Martin E. Jay, University of California, Berkeley
“At the crossroads of transience and endurance, form and chaos, memory and materiality, ruins have been among the most poignant markers of the vain human struggle to resist the ravages of time. Drawing on an astonishing range of examples from the histories of art and literature, Stewart brings to their interpretation her unique gifts of analytic acumen and poetic evocation. The Ruins Lesson is a master class in cultural criticism, revealing the sweet melancholy that fuels our fascination with the shards, fragments, and torsos of things past.”

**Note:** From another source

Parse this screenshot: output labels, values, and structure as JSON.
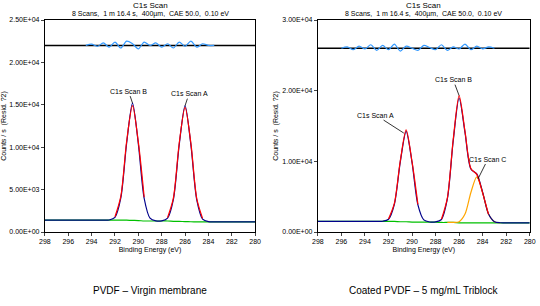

Mary Jacobus, University of Cambridge
The Ruins Lesson explores ruins without end and ruins as an end in themselves in Western culture—autotelic ruins. Wordsworth’s phrase ‘decaying never to be decayed’ signals the Romantic fascination with ruination that Stewart’s erudite book traces from the classical past to its culmination in the work of Goethe, Piranesi, Blake, and Wordsworth. Through dazzlingly imaginative connections and compelling visual illustrations, Stewart argues that ruins are at once the sign of what remains forever unfinished and sites for discovery. Ruins are the vestiges and traces by which the past inspires the future; whether in printmaking, aesthetics, or poetry, they offer a critique of a materialist approach to art.”
Kenneth Gross, University of Rochester
“In this expansive, beautifully wrought history of how ruins are imagined, they become sites of wonder, play, and love, places of making as well as places of destruction. In taking up the lessons of ruins, the book explores the varied, volatile forms in which we imagine and remember and care for, or fail to care for, the made and given world. That care shows itself in Stewart’s own quality of attention, the range of her curiosity, the depth of her scholarship, the risk of her thought. This is cultural history as poetic phenomenology.”